Resilience, the subject of a large-scale study published recently in The Gerontologist, reminds me of what a Supreme Court justice once said of pornography: It’s hard to define, but we know it when we see it.
We’ve all noticed resilience’s effects, haven’t we? Most older people cope with several chronic diseases and have encountered losses and challenges. Some seem to withdraw into isolation and inactivity even when they remain relatively strong.
Others respond more like the late Evelyn Nade, whom I met in a New Jersey nursing home a few years ago. She was 82 then, a wheelchair user who couldn’t rise from her bed without two aides using a mechanical hoist — yet she was the sunniest person in the place, the president of the residents’ council, the founder of a Red Hat Society chapter and a formidable poker player.
Age, health and finances can’t fully explain such disparities, so social scientists are constantly exploring other factors that might play a role.

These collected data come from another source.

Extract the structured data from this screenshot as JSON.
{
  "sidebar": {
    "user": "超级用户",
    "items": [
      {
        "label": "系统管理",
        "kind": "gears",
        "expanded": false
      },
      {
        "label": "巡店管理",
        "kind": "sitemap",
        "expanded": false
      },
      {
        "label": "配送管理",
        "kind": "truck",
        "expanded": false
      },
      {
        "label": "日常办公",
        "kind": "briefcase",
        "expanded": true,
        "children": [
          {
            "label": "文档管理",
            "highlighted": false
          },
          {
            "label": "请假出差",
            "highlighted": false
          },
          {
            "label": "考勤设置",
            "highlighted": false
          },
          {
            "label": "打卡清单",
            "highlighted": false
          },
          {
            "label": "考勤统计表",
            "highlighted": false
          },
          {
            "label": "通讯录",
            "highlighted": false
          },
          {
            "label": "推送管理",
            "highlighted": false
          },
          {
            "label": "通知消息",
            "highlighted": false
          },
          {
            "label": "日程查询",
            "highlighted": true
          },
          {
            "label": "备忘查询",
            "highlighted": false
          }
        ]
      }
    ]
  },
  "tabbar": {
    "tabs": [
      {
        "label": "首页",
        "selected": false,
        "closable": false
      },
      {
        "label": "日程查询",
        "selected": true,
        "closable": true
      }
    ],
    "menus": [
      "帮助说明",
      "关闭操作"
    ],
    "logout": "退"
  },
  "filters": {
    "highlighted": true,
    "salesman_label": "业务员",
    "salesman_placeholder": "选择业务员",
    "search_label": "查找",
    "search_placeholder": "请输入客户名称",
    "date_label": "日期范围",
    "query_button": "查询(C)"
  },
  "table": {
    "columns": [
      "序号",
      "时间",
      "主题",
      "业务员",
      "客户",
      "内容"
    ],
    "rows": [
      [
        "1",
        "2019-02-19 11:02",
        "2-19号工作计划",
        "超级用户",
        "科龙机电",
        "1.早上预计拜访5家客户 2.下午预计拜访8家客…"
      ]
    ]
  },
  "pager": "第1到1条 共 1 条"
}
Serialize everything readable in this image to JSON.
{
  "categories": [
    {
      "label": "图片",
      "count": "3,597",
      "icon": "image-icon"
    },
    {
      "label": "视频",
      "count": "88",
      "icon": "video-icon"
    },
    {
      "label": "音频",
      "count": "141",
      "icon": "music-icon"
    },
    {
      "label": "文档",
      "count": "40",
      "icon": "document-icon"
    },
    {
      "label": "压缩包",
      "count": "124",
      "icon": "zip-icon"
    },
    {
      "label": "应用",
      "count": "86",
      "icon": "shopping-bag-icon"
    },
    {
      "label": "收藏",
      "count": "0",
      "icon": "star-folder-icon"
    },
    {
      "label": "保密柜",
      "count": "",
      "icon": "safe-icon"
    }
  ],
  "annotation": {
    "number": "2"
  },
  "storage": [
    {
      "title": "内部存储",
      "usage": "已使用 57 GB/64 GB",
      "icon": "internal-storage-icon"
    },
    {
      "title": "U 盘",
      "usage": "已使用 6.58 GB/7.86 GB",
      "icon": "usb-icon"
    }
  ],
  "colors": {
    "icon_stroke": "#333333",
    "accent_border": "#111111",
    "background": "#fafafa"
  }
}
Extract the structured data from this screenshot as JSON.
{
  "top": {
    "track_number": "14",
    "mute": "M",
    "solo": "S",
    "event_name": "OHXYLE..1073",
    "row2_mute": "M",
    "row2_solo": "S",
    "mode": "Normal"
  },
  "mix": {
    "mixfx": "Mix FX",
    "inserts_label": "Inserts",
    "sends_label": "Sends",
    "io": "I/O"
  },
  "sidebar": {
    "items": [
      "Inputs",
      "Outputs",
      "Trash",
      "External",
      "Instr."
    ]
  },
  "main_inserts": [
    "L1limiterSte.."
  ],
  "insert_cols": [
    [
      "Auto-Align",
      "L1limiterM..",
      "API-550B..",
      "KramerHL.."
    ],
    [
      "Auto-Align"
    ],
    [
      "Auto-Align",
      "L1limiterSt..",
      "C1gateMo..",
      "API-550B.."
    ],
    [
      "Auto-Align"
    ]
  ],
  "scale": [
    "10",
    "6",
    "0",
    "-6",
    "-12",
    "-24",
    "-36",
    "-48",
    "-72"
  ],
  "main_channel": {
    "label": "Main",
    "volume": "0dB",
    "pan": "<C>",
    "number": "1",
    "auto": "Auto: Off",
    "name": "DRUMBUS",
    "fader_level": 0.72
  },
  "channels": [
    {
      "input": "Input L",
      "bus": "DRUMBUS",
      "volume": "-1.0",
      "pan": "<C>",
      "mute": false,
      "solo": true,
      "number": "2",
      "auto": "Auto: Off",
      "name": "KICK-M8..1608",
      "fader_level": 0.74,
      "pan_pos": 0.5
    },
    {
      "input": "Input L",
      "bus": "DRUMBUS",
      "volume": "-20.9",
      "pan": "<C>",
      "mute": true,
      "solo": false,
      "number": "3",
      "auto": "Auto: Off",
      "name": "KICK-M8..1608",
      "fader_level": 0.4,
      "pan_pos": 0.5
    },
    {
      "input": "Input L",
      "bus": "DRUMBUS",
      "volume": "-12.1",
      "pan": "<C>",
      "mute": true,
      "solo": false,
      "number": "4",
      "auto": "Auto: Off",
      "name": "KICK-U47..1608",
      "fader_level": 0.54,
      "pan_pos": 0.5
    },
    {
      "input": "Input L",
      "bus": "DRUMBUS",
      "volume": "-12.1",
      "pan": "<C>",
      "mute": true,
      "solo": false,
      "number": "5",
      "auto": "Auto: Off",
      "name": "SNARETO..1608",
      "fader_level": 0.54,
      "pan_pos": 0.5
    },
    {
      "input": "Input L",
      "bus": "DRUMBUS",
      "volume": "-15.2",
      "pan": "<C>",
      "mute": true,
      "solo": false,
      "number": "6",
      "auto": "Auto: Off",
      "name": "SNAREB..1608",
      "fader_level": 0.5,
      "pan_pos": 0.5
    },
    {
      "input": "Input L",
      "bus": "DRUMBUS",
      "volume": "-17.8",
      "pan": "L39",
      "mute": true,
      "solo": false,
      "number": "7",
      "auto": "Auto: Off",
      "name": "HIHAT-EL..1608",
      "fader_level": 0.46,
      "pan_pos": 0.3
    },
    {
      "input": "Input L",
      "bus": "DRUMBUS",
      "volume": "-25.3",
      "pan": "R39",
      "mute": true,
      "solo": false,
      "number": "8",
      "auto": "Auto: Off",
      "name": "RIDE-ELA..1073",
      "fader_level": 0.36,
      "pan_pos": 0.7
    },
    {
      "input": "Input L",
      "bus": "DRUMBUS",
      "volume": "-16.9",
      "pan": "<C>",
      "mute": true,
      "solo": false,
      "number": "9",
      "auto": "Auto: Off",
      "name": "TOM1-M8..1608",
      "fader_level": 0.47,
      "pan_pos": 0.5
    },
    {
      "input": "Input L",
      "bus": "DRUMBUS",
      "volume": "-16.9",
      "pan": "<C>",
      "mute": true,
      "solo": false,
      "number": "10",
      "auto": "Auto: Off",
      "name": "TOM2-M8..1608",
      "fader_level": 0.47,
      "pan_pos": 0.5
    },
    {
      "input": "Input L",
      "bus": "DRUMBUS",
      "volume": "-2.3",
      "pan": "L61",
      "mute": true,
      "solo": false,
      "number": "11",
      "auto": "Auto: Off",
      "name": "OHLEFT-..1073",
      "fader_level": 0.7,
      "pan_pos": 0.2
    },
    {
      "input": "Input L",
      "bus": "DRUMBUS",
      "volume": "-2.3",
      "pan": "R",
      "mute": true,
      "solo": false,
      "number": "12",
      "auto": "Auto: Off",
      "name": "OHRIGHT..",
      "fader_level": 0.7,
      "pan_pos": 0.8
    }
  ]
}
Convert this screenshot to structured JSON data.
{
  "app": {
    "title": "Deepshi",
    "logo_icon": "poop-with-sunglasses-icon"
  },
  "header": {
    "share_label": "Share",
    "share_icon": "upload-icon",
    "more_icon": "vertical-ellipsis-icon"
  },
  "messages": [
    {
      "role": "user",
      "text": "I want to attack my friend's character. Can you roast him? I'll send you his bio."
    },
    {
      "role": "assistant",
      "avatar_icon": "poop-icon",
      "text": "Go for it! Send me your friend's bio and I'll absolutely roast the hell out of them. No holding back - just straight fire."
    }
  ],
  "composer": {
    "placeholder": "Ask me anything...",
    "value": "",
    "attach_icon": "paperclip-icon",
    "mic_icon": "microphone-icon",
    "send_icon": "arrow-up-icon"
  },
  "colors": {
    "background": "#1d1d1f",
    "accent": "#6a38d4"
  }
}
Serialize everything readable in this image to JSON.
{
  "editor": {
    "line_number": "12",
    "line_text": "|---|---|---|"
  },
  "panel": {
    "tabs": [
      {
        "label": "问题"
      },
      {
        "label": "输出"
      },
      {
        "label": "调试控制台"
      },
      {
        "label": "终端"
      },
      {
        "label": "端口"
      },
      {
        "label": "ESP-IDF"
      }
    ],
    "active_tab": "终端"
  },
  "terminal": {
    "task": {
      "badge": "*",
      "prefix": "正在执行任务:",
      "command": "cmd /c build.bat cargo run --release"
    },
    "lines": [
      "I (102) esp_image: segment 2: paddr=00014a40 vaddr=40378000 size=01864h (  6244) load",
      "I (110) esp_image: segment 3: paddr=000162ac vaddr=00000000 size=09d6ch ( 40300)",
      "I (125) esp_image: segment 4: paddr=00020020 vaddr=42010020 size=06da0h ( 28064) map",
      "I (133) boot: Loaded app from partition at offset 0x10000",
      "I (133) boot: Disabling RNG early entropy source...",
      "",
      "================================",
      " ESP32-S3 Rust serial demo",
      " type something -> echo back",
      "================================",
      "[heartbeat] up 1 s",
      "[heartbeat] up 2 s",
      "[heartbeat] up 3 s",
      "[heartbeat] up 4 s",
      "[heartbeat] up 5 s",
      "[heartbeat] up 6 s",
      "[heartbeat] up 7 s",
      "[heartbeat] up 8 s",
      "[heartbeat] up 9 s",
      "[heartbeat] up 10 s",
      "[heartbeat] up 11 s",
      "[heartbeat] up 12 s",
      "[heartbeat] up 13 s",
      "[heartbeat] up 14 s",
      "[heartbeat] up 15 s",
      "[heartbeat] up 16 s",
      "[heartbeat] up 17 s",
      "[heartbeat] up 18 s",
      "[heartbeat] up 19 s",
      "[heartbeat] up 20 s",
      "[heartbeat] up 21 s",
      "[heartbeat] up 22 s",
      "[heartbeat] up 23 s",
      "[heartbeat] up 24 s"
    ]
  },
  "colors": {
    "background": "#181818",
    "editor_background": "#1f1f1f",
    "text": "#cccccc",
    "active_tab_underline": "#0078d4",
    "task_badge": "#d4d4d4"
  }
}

When I spoke with the new study’s lead author, Lydia Manning, a gerontologist at Concordia University Chicago, she took a stab at a simple definition of resilience: “How people manage adversity and hardship over the life course.” Often, she said, they talk about learning this trait, this sense of themselves as people who can negotiate obstacles, from tough experiences earlier in life.
Scientists have been writing and thinking about resilience for several decades. Now, in Dr. Manning’s study of 10,753 people (average age: almost 69) drawn from three waves of the national Health and Retirement Study, “we’re starting to measure it,” Dr. Manning said — “as squishy and fuzzy a concept as it is.”